For over twenty years now I have traveled from my cabin near Salida to Denver and back for work and now more often to see my #1 sweetheart granddaughter Aly. Every time I whizzed by a sign on U.S. Highway 285 near Kenosha Pass beckoning me to the Lost Creek Wilderness.

The preserve, a vast 120,000-acre sanctuary, was created in 1980 in Pike National Forest by the 1980 Colorado Wilderness Act. Parts of it had been set aside as early as 1963 as a protected scenic area. It takes its name from the small stream that flows for miles in a wide valley then mysteriously disappears into a jumble of rocks and boulders, only to reappear miles downstream as Goose Creek. This is not your typical Colorado high-mountain wilderness with jagged peaks covered with snow well into summer. Instead the more gentle landscape, most of it below treeline, is marked with random knobs, domes, pinnacles, and arches.

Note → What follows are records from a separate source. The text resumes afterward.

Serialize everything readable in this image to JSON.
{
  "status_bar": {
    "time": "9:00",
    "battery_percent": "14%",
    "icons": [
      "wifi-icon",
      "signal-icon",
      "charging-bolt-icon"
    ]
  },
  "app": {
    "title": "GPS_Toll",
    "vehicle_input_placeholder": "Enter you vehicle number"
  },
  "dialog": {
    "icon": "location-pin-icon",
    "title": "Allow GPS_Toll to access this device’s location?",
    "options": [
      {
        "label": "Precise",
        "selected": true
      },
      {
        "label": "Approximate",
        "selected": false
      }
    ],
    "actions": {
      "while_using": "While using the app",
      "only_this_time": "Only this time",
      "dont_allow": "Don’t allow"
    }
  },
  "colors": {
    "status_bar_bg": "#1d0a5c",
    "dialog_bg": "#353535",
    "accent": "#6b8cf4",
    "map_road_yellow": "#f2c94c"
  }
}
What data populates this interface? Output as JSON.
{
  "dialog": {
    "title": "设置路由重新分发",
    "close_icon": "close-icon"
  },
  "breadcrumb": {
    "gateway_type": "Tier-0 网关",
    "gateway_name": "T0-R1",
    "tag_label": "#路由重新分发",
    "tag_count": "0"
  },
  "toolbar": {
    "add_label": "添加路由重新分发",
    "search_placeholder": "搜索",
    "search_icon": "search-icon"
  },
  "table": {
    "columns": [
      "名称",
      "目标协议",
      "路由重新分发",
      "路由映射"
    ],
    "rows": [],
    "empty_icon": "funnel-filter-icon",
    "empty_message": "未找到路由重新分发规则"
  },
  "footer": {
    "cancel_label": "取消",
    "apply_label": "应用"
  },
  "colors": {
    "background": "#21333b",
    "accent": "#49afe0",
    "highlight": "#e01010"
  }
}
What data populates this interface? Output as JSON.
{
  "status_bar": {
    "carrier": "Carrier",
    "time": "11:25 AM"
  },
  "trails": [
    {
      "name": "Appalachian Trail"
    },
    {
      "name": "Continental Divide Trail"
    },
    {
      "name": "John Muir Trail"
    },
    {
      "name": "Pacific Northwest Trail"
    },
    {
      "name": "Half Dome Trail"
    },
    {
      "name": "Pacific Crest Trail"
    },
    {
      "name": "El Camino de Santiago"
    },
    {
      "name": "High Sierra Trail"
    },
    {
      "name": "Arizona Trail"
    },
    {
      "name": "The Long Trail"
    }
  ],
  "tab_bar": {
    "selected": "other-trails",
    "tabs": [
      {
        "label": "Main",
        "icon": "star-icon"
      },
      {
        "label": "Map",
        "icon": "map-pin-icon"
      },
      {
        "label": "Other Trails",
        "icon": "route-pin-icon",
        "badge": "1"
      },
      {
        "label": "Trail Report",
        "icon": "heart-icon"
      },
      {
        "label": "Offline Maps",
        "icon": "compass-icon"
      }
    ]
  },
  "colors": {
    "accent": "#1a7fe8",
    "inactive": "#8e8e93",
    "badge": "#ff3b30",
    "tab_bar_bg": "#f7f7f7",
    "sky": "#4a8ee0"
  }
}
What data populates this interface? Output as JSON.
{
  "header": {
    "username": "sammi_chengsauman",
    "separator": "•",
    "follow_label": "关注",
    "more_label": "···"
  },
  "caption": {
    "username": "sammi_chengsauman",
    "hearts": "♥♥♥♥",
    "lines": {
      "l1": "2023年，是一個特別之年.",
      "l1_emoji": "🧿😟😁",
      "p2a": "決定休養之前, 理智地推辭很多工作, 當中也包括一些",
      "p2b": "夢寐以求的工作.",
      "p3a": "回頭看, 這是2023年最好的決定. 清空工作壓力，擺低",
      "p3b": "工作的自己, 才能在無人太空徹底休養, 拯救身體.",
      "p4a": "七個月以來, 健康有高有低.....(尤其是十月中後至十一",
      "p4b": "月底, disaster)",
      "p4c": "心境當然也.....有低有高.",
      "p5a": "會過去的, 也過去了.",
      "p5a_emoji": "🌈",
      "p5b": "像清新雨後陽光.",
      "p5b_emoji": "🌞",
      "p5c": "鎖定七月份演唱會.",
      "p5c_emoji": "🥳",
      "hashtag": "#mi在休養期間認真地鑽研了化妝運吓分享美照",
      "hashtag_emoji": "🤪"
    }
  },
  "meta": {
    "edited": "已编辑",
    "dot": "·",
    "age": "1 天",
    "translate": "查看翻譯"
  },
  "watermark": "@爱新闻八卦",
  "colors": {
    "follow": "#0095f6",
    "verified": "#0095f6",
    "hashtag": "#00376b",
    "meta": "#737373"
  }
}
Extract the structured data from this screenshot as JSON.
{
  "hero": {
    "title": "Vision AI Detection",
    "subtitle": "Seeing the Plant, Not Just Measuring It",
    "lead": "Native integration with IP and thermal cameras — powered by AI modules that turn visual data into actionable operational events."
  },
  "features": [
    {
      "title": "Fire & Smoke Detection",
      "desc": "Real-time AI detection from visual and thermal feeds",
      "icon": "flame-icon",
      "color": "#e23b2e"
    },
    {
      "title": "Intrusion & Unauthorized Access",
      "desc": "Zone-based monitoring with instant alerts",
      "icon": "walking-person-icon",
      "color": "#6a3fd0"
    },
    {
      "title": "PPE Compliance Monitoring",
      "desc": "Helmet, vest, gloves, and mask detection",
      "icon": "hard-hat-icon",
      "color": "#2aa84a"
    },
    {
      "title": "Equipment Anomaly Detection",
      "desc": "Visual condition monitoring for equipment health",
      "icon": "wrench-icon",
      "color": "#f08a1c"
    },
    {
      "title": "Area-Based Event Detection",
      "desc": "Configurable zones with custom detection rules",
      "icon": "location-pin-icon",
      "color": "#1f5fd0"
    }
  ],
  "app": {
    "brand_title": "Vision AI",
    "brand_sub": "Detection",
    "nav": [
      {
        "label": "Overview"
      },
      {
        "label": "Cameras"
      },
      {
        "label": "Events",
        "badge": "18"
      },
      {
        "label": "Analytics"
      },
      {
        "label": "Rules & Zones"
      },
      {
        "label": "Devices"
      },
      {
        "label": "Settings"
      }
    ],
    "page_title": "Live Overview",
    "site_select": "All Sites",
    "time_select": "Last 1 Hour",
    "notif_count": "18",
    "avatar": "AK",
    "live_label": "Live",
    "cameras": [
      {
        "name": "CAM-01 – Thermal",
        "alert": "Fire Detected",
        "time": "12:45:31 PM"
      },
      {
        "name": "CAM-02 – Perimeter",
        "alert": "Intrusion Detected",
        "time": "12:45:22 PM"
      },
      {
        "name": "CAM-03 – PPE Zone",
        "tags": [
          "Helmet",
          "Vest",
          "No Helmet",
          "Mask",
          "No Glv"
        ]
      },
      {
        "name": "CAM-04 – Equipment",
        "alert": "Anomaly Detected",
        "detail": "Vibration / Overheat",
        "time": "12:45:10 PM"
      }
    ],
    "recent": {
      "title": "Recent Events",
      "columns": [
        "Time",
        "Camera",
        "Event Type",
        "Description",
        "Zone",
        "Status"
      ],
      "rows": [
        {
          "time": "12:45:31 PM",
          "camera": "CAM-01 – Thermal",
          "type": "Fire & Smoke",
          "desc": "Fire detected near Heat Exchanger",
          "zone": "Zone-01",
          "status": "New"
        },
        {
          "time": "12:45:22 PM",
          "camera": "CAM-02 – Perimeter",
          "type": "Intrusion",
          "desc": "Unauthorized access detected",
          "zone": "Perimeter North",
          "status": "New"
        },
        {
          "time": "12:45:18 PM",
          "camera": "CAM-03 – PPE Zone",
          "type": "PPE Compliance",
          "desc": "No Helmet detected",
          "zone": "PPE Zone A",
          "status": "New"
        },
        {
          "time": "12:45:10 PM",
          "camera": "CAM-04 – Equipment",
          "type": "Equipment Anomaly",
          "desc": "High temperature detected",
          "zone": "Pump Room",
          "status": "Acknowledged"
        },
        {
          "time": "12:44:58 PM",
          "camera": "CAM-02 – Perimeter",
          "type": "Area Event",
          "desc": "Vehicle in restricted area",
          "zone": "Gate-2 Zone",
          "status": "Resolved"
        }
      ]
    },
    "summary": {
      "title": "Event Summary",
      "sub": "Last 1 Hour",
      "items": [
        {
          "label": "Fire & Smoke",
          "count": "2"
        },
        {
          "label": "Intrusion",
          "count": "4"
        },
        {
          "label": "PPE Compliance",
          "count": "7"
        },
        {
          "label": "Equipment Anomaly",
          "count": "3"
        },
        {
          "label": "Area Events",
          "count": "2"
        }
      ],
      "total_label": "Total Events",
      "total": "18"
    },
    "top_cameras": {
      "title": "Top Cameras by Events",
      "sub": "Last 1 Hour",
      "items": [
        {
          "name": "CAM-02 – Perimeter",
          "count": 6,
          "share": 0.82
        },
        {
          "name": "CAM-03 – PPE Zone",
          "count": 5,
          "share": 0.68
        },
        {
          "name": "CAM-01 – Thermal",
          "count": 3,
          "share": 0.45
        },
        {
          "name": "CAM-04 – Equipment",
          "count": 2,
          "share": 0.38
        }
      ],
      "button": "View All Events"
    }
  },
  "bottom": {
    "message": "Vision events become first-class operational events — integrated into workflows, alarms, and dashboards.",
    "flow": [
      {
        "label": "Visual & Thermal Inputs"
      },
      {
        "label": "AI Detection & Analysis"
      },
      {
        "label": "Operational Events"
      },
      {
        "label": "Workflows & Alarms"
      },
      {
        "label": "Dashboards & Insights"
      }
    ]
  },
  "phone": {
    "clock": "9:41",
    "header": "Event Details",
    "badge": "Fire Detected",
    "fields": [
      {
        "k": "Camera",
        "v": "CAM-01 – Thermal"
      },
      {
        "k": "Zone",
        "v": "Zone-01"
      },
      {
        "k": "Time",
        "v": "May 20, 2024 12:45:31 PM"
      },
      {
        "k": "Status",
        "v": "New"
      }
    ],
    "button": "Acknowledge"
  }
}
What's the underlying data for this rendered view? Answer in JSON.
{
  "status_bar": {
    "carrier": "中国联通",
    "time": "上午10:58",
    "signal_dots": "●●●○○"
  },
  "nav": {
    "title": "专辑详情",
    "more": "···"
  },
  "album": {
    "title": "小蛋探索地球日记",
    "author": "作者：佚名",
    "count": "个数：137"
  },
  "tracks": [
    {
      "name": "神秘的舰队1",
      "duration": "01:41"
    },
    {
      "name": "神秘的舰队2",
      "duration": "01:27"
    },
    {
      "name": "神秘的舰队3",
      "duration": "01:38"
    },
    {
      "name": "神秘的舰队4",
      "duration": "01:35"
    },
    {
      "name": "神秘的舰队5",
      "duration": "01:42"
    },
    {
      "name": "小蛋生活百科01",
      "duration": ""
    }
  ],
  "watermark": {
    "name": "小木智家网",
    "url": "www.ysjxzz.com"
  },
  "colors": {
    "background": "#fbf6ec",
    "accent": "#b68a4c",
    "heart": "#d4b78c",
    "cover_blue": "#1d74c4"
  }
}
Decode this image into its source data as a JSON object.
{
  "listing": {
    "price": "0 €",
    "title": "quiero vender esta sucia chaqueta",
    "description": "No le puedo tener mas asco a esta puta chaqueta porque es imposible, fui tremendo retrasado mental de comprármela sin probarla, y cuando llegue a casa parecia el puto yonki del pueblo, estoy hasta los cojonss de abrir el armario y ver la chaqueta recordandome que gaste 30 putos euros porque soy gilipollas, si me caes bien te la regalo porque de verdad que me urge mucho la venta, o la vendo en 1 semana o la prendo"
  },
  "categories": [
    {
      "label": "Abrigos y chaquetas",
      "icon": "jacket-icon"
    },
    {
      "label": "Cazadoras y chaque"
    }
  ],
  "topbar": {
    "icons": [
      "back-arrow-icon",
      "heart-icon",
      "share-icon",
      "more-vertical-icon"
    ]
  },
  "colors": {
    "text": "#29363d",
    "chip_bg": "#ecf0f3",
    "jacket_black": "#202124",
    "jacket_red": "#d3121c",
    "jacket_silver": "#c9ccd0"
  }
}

There was never much mining or logging here, again in contrast to many other wilderness areas, just mostly grazing. In the late 1800s there was a uniquely western half-baked reservoir scheme to dam Lost Creek underground where it intersects Reservoir Gulch. Not surprisingly, the enterprise failed, a few remaining structures testifying to the folly.
Fortunately before it disappears, Lost Creek seems to offer the prospect of over five miles of fishing in a picture-perfect setting. I figure it’s high time to explore the creek. My on-line sleuthing finds a lot of information about hiking in the miles of trails in the wilderness, but very little about fishing the creek. A couple of posts do mention eager brook trout, and that’s enough to tip the scales in favor of some additional on-the-water piscatorial research.